Un lugareño se les había acercado, y después de una breve charla para romper el hielo, sin más les ofreció venderles tal prodigio de la arquitectura mexicana, pues adujo que tenía una urgencia de efectivo (“cash,” le llamó él, pero nuestros paisanos entendieron muy bien a qué se refería, por el además que hizo con las manos).
La oferta era en verdad es de ésas que no se pueden negar, porque pedía solamente 10 mil pesos, que era exactamente la mitad que traía en billetes don Nicasio, buen guardados en la bolsa derecha de sus pantalones, según se podía colegir por el voluminoso bulto que hacían sobre el muslo del hombretón.
El ganadero se rascó la cabeza a un lado de la oreja, como le había enseñado Cantinflas en sus películas cuando hacía como que pensaba, tuvo un breve diálogo con su hijo, y terminó respondiendo al vendedor:
—va pues, se lo compro —exclamó con voz decidida—. Pero, dígame, ¿cómo le vamos a hacer con el trámite?
El oriundo rápidamente le contestó que no había problema, que le iba a extender un recibo y que se lo iba a firmar, para que el trato quedara legalmente constituido.
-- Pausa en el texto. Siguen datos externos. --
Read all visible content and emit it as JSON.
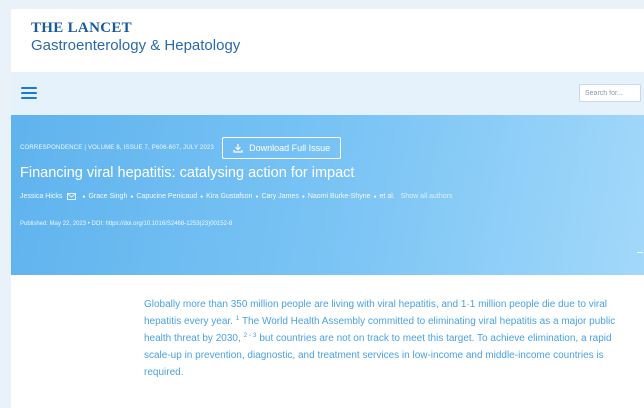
{
  "header": {
    "brand_top": "THE LANCET",
    "brand_sub": "Gastroenterology & Hepatology"
  },
  "nav": {
    "menu_icon": "hamburger-menu-icon",
    "search_placeholder": "Search for..."
  },
  "article": {
    "meta": "CORRESPONDENCE | VOLUME 8, ISSUE 7, P606-607, JULY 2023",
    "download_label": "Download Full Issue",
    "title": "Financing viral hepatitis: catalysing action for impact",
    "authors": [
      "Jessica Hicks",
      "Grace Singh",
      "Capucine Penicaud",
      "Kira Gustafson",
      "Cary James",
      "Naomi Burke-Shyne",
      "et al."
    ],
    "show_all_label": "Show all authors",
    "published": "Published: May 22, 2023 • DOI: https://doi.org/10.1016/S2468-1253(23)00152-8"
  },
  "body": {
    "p1_a": "Globally more than 350 million people are living with viral hepatitis, and 1·1 million people die due to viral hepatitis every year.",
    "ref1": "1",
    "p1_b": " The World Health Assembly committed to eliminating viral hepatitis as a major public health threat by 2030,",
    "ref2": "2 - 3",
    "p1_c": " but countries are not on track to meet this target. To achieve elimination, a rapid scale-up in prevention, diagnostic, and treatment services in low-income and middle-income countries is required."
  },
  "colors": {
    "brand": "#1a5a9a",
    "accent": "#1a7bd0",
    "hero_start": "#5fb3ee",
    "hero_end": "#a2d8fa",
    "body_text": "#4aa2e4"
  }
}
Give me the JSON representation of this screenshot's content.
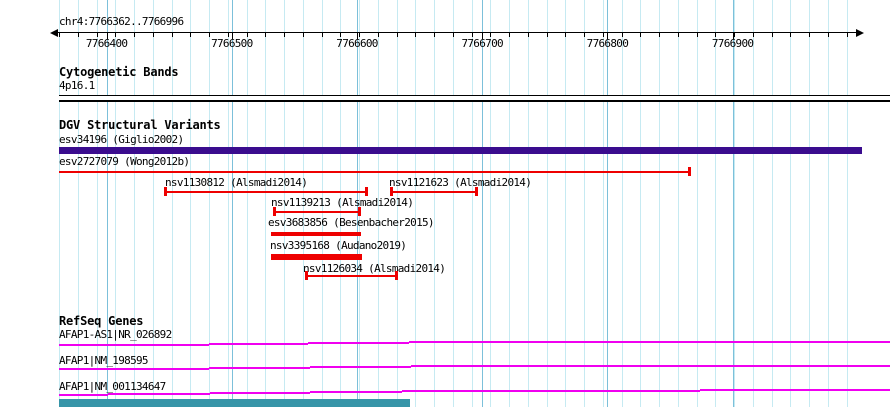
{
  "region": {
    "title": "chr4:7766362..7766996"
  },
  "ruler": {
    "ticks": [
      "7766400",
      "7766500",
      "7766600",
      "7766700",
      "7766800",
      "7766900"
    ]
  },
  "colors": {
    "grid_minor": "#c6eaf2",
    "grid_major": "#7cc0da",
    "variant_red": "#ee0000",
    "variant_purple": "#3a0c8e",
    "gene_magenta": "#f000f0",
    "partial_track_teal": "#3795a8",
    "axis_black": "#000000"
  },
  "sections": {
    "cytobands": {
      "header": "Cytogenetic Bands",
      "band_label": "4p16.1"
    },
    "dgv": {
      "header": "DGV Structural Variants",
      "variants": [
        {
          "id": "esv34196",
          "label": "esv34196 (Giglio2002)"
        },
        {
          "id": "esv2727079",
          "label": "esv2727079 (Wong2012b)"
        },
        {
          "id": "nsv1130812",
          "label": "nsv1130812 (Alsmadi2014)"
        },
        {
          "id": "nsv1121623",
          "label": "nsv1121623 (Alsmadi2014)"
        },
        {
          "id": "nsv1139213",
          "label": "nsv1139213 (Alsmadi2014)"
        },
        {
          "id": "esv3683856",
          "label": "esv3683856 (Besenbacher2015)"
        },
        {
          "id": "nsv3395168",
          "label": "nsv3395168 (Audano2019)"
        },
        {
          "id": "nsv1126034",
          "label": "nsv1126034 (Alsmadi2014)"
        }
      ]
    },
    "refseq": {
      "header": "RefSeq Genes",
      "genes": [
        {
          "id": "AFAP1-AS1_NR_026892",
          "label": "AFAP1-AS1|NR_026892"
        },
        {
          "id": "AFAP1_NM_198595",
          "label": "AFAP1|NM_198595"
        },
        {
          "id": "AFAP1_NM_001134647",
          "label": "AFAP1|NM_001134647"
        }
      ]
    }
  }
}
De inmediato se puso a pergeñar un texto en un pedazo de papel de estraza que había sacado de su chamarra.
“Por el presente hago constar que le vendía la Torre Latinoamericana, de mi propiedad, al señor don Nicasio, de profesión ganadero de la Cuenca del Papaloapan, y desde ahora le pertenece a él”. Y puso su nombre y firma al final.
Don Nica le dio el dinero, contadito billete por billete, al vendedor y éste se retiró rápidamente.
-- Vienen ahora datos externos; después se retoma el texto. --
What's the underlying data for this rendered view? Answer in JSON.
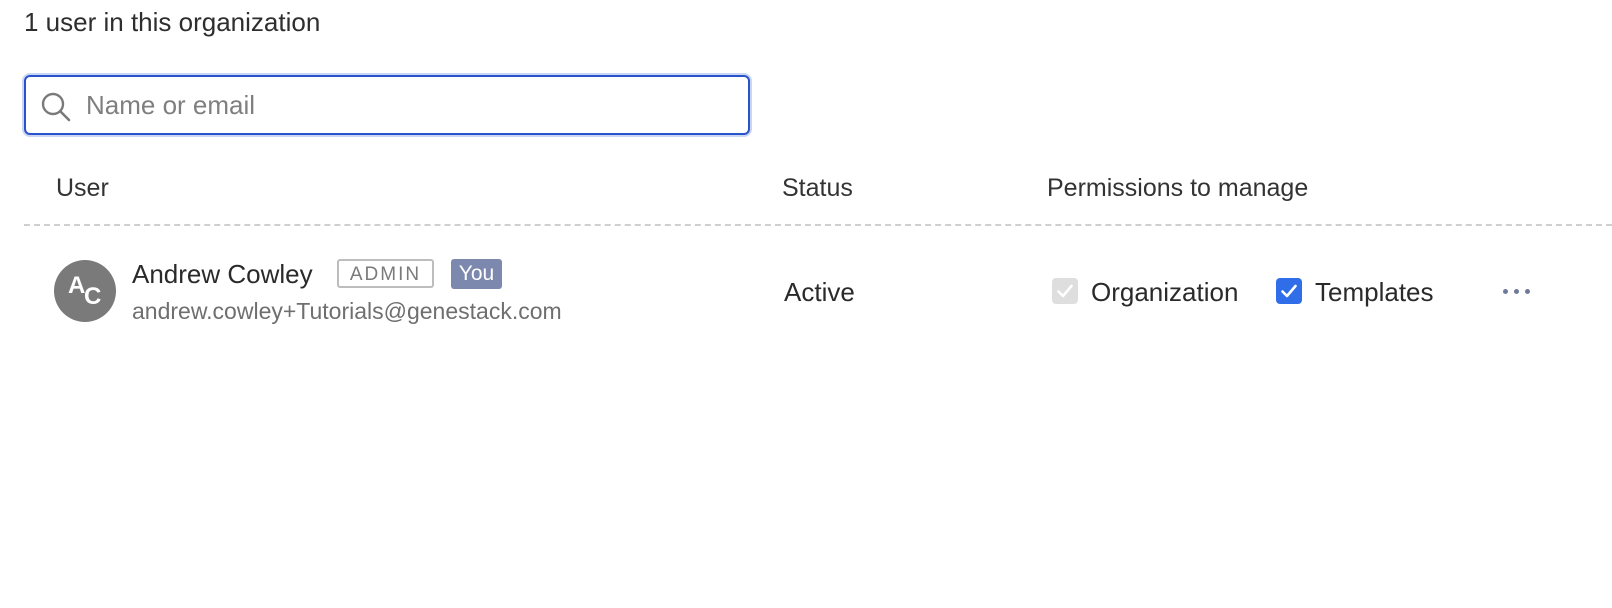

Nuestro héroe se quedó viendo fijamente al papel, volteó varias veces a ver el enorme edificio, y después de un rato de meditación, le confió a su vástago:
—Ay, mijo, se e hace que nos agarraron de pendejos…
—¿Por qué piensa eso, apá? —preguntó el muchacho.
—Pues porque ahora cómo le vamos a hacer para llevarnos el edificio hasta el rancho…
—Fácil —resplandeció el fiel heredero del ingenio paterno. —Mira, tú eres un hombre muy fuerte, y yo no me quedo atrás, así que vamos a empujarlo.
Ambos pusieron las maletas a un lado y se empeñaron contra una pared, sobre la que estuvieron imponiendo su fuerza por casi media hora. Estaban sudorosos por el esfuerzo y el padre le preguntó al hijo:
—¿Cómo ves? ¿Ya habremos avanzado algo?
—Pues claro que si, apá, ¡porque ya no veo las maletas!